Türkiye’de en düşük 25 santimetre boy sınırı ile avlanan palamut balığının, yumurtalarını bırakmadan avlanması nedeniyle neslinin tükenme tehlikesi ile karşı karşıya olduğu belirtildi.
Denizlerde, 1 Eylül’de başlayan av sezonu sürüyor. Sezona istavrit bolluğu ile başlayan Karadenizli balıkçılar deniz suyunun soğumasıyla kendini gösteren hamsi avına yöneldi. Bu yıl sınırlı miktarda avlanan palamut ise tezgahlarda tanesi 50 TL’ye satılıyor.
Geçen yıl 22 bin 500 ton dolayında avlanan palamudun bu yıl 3-4 bin ton seviyelerinde kalması bekleniyor. Türkiye’de en düşük 25 santimetre boy sınırı ile avlanan palamudun yumurtalarını bırakmadan avlanması nedeniyle neslinin tükenme tehlikesi ile karşı karşıya olduğu belirtildi. Palamut avında en düşük boy sınırının 39 santimetreye çıkarılması istendi.
"Bireysel olgunluğa erişmeden avlanıyor"
ODÜ Fatsa Deniz Bilimleri Fakültesi Balıkçılık Teknolojisi Mühendisliği Bölüm Başkanı Doç. Dr. Yılmaz Çiftçi, av miktarlarında yaşanan düşüşün palamudun bireysel olgunluğa ulaşılmadan avlanmasından kaynaklandığını söyledi.
Doç. Dr. Çiftçi, "Yapılmış olan bilimsel çalışmalarda da balığın birinci yılın sonunda, ikinci yılın başında bireysel olgunluğa ulaştığı belirtilmiş. Rus araştırmacıların çalışmalarında ise palamut balığının boyunun birinci yılın sonunda, ikinci yılın başında 39 santimetre olduğu gözlemlenmekte.
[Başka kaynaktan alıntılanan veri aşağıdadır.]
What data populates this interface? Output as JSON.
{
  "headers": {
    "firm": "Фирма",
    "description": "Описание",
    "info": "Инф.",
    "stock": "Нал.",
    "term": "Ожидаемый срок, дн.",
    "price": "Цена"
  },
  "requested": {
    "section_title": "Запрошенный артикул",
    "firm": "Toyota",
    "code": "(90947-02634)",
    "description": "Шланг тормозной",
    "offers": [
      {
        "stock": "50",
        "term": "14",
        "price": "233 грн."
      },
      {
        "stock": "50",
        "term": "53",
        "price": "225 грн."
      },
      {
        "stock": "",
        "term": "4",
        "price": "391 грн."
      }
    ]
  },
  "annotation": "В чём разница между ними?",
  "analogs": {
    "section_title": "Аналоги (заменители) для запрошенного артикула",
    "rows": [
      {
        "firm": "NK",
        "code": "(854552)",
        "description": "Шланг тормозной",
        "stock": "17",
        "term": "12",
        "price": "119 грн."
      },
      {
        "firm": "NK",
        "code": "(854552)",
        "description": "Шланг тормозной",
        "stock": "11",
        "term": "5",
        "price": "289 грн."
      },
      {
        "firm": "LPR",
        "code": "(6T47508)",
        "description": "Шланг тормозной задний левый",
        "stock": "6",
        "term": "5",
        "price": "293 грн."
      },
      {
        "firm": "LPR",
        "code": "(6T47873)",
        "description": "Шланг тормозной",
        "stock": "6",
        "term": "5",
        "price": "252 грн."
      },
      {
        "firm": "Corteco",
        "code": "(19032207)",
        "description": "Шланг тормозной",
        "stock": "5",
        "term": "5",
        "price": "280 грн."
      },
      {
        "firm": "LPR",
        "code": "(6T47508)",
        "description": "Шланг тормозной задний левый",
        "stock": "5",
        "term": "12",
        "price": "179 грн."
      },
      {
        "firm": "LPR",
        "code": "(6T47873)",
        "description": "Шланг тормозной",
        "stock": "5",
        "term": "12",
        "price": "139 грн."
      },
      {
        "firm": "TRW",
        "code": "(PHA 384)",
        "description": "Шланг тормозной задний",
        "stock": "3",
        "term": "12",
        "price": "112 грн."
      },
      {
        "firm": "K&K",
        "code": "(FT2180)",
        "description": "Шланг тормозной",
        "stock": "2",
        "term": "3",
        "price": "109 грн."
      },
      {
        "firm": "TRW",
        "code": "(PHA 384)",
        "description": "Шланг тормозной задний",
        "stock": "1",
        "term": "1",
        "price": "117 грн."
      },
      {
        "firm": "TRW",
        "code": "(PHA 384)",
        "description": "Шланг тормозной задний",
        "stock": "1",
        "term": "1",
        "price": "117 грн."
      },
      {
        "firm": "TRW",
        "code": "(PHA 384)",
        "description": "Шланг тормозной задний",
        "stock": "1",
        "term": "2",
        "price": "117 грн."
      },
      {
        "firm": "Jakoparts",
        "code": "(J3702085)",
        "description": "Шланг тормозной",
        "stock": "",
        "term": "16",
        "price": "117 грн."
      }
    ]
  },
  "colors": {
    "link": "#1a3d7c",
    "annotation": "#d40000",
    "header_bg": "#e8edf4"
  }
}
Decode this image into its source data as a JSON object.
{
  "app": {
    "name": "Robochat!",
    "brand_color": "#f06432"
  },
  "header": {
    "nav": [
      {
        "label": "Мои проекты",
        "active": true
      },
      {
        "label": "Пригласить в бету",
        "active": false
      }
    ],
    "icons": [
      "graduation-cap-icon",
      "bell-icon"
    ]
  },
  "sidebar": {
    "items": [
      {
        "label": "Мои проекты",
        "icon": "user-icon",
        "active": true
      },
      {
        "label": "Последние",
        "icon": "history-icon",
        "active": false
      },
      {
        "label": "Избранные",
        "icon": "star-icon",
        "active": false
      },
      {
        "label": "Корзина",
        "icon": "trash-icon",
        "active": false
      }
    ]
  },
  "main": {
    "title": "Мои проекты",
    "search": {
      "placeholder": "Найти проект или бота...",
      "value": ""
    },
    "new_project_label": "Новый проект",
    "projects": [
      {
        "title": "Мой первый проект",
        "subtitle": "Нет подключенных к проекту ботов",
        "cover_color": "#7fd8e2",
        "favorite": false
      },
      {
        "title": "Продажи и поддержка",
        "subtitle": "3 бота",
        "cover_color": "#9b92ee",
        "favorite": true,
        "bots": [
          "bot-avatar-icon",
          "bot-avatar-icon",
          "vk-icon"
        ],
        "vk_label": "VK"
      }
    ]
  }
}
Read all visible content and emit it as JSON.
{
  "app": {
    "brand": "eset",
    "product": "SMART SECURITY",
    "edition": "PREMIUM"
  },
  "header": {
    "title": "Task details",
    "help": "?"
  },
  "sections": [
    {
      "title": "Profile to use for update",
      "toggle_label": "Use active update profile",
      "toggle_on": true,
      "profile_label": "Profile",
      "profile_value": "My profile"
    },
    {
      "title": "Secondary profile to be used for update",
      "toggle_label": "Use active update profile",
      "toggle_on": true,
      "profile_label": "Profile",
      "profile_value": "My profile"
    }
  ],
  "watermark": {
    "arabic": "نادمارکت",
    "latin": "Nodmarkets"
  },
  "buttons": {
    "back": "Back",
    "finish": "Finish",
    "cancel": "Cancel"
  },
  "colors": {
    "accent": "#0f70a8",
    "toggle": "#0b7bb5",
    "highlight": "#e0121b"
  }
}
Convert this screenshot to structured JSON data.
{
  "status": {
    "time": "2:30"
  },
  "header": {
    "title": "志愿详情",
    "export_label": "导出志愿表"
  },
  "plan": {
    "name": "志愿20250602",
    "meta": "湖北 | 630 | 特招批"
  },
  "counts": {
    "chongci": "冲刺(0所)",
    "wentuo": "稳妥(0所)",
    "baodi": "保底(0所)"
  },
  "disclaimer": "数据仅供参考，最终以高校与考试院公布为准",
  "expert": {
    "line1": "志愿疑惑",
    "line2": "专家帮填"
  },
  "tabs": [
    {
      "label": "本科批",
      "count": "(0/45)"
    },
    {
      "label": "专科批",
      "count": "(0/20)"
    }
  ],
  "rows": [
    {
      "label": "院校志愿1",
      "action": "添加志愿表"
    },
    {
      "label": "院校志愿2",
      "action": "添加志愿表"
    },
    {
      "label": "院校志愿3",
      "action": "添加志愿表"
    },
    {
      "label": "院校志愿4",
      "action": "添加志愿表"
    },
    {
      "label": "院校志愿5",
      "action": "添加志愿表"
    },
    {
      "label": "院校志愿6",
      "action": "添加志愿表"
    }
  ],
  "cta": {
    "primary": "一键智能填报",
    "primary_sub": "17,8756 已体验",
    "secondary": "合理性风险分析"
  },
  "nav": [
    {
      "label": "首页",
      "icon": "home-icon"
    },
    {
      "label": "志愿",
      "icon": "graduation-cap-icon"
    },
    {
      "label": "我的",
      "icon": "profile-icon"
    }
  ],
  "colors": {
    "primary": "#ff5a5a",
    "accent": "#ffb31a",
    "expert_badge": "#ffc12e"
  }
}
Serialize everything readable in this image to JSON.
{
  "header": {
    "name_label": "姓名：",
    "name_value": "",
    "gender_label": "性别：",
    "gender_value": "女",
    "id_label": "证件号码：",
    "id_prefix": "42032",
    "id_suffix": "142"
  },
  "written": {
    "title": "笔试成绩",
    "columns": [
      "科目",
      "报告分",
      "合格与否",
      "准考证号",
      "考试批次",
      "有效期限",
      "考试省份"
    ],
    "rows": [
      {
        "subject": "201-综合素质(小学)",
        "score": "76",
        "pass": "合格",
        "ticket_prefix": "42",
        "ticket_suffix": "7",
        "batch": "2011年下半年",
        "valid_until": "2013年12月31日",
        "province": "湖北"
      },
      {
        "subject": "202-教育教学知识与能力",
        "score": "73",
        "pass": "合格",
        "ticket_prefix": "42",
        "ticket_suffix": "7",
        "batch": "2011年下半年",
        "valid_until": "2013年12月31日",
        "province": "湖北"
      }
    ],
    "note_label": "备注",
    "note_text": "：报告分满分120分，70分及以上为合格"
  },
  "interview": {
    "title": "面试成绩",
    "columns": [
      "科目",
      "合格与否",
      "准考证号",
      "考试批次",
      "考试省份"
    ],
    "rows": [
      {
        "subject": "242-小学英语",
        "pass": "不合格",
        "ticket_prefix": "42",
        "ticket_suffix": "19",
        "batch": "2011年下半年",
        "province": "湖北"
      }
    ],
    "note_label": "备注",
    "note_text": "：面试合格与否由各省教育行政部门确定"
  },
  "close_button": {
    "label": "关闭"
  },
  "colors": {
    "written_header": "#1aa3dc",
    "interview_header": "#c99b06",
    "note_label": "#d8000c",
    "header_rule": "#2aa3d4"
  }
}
Biz bunları ayrı ayrı değerlendirdiğimizde palamudun bireysel olgunluğa yani üremeye ulaşmış olduğu en düşük boyun aslında 39 santim olduğunu görebiliyoruz.
Fakat biz av yasağına baktığımızda 25 santimle sınırlandırılmış. Bu en büyük handikabımız olarak gözüküyor. Yani bunun en düşük av yasağı boyunun yükseltilmesi, 39 santimetre olması gerekir. Eğer stokların sürdürülebilir bir şekilde yönetilmesini istiyorsak buna dikkat etmemiz gerekiyor” ifadelerini kullandı.
Balıkçılardan uyarı
Perşembe ilçesinde balıkçılık yapan Cesur Kaya ise gelecek nesillerin balık bulamakta güçlük çekeceğini ve şoklanmış balık almak zorunda kalacaklarını belirterek, "Her yıl balıklar da insan gibi mevsimi geldiği zaman boğazdan çıkar, Karadeniz’e yumurta döker, yumurta dönemi geçirir. Mayıs, haziran, temmuz aylarında bu üç ay zarfında yumurtalarını döker, döktüğü zaman hava şartları iyi giderse bu dökülen yumurtalar denizde tutar. Sonrasında da balık olur. Bu sene hava şartları hep poyraz gitti. Poyraz gittiği zamanda da karşı ülkelerden bize soğuksu gelir.
Balıkların yumurta döneminde soğuksu geldiği için o yumurtalar çürüdü. Denizde tutmadı yani. Bu nedenle palamut balığı az oldu. Biz yine iyi günleri yaşıyoruz. Benim yaşım 60. En güzel günleri biz geçirdik. Gelecek nesil belki bu balıkları bulma şansları da olmayacak. Torunlarımız süper marketlerden şoklanmış balıkları alacak" diye konuştu.